Doch der Brasilianer, der ablösefrei von Rapid Bukarest kam, verlor schon nach der 2:3-Blamage im DFB-Pokal beim TSV Havelse seinen Platz unter den ersten Elf und lieferte eine desaströse Vorstellung, als er Ende September gegen den VfB Stuttgart eine erneute Chance bekam. Nach zwei kapitalen Patzern in den ersten 15 Minuten, von denen einer zur Stuttgarter Führung führte, nahm Trainer Dieter Hecking Marcos Antonio vom Platz und setzte ihn seitdem nicht mehr ein.

Wie „Bild“ berichtet, wird der 29-Jährige nun in der kommenden Woche schon wieder die Freigabe für einen Wechsel erhalten, während der Club offenbar schon einen Nachfolger an der Angel hat.

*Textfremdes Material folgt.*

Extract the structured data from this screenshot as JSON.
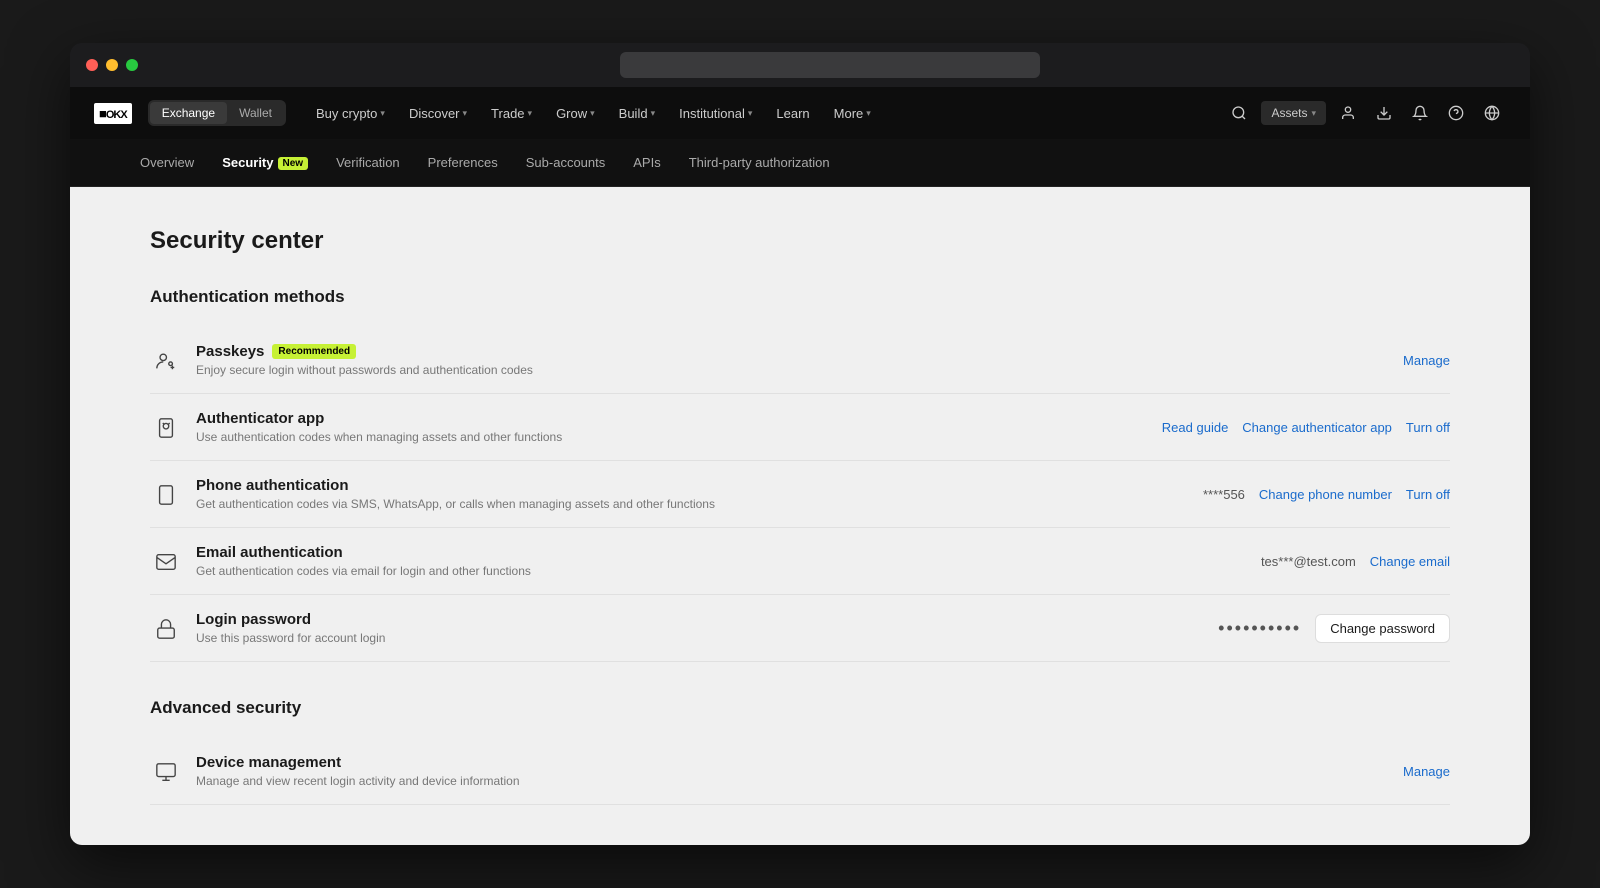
{
  "window": {
    "url_placeholder": ""
  },
  "navbar": {
    "logo": "OKX",
    "toggle": {
      "exchange": "Exchange",
      "wallet": "Wallet"
    },
    "nav_items": [
      {
        "label": "Buy crypto",
        "has_chevron": true
      },
      {
        "label": "Discover",
        "has_chevron": true
      },
      {
        "label": "Trade",
        "has_chevron": true
      },
      {
        "label": "Grow",
        "has_chevron": true
      },
      {
        "label": "Build",
        "has_chevron": true
      },
      {
        "label": "Institutional",
        "has_chevron": true
      },
      {
        "label": "Learn",
        "has_chevron": false
      },
      {
        "label": "More",
        "has_chevron": true
      }
    ],
    "assets_btn": "Assets"
  },
  "subnav": {
    "items": [
      {
        "label": "Overview",
        "active": false
      },
      {
        "label": "Security",
        "active": true,
        "badge": "New"
      },
      {
        "label": "Verification",
        "active": false
      },
      {
        "label": "Preferences",
        "active": false
      },
      {
        "label": "Sub-accounts",
        "active": false
      },
      {
        "label": "APIs",
        "active": false
      },
      {
        "label": "Third-party authorization",
        "active": false
      }
    ]
  },
  "main": {
    "page_title": "Security center",
    "auth_section_title": "Authentication methods",
    "auth_items": [
      {
        "id": "passkeys",
        "name": "Passkeys",
        "badge": "Recommended",
        "desc": "Enjoy secure login without passwords and authentication codes",
        "actions": [
          {
            "label": "Manage",
            "type": "link"
          }
        ],
        "value": null,
        "icon": "passkey"
      },
      {
        "id": "authenticator",
        "name": "Authenticator app",
        "badge": null,
        "desc": "Use authentication codes when managing assets and other functions",
        "actions": [
          {
            "label": "Read guide",
            "type": "link"
          },
          {
            "label": "Change authenticator app",
            "type": "link"
          },
          {
            "label": "Turn off",
            "type": "link"
          }
        ],
        "value": null,
        "icon": "authenticator"
      },
      {
        "id": "phone",
        "name": "Phone authentication",
        "badge": null,
        "desc": "Get authentication codes via SMS, WhatsApp, or calls when managing assets and other functions",
        "actions": [
          {
            "label": "Change phone number",
            "type": "link"
          },
          {
            "label": "Turn off",
            "type": "link"
          }
        ],
        "value": "****556",
        "icon": "phone"
      },
      {
        "id": "email",
        "name": "Email authentication",
        "badge": null,
        "desc": "Get authentication codes via email for login and other functions",
        "actions": [
          {
            "label": "Change email",
            "type": "link"
          }
        ],
        "value": "tes***@test.com",
        "icon": "email"
      },
      {
        "id": "password",
        "name": "Login password",
        "badge": null,
        "desc": "Use this password for account login",
        "actions": [
          {
            "label": "Change password",
            "type": "button"
          }
        ],
        "value": "••••••••••",
        "icon": "lock"
      }
    ],
    "advanced_section_title": "Advanced security",
    "advanced_items": [
      {
        "id": "device",
        "name": "Device management",
        "badge": null,
        "desc": "Manage and view recent login activity and device information",
        "actions": [
          {
            "label": "Manage",
            "type": "link"
          }
        ],
        "icon": "device"
      }
    ]
  }
}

Zwar wollte Manager Martin Bader entsprechende Gerüchte nicht kommentieren, doch soll Alexander Madlung vom VfL Wolfsburg unmittelbar vor einem Wechsel nach Nürnberg stehen. Der 30 Jahre alte Verteidiger spielt bei den Wölfen keine Rolle mehr und darf den Verein in der Winterpause für eine Ablöse im niedrigen sechsstelligen Bereich verlassen. Gut möglich, dass der 1,93 Meter große Innenverteidiger künftig in Nürnbergs Defensive abräumt.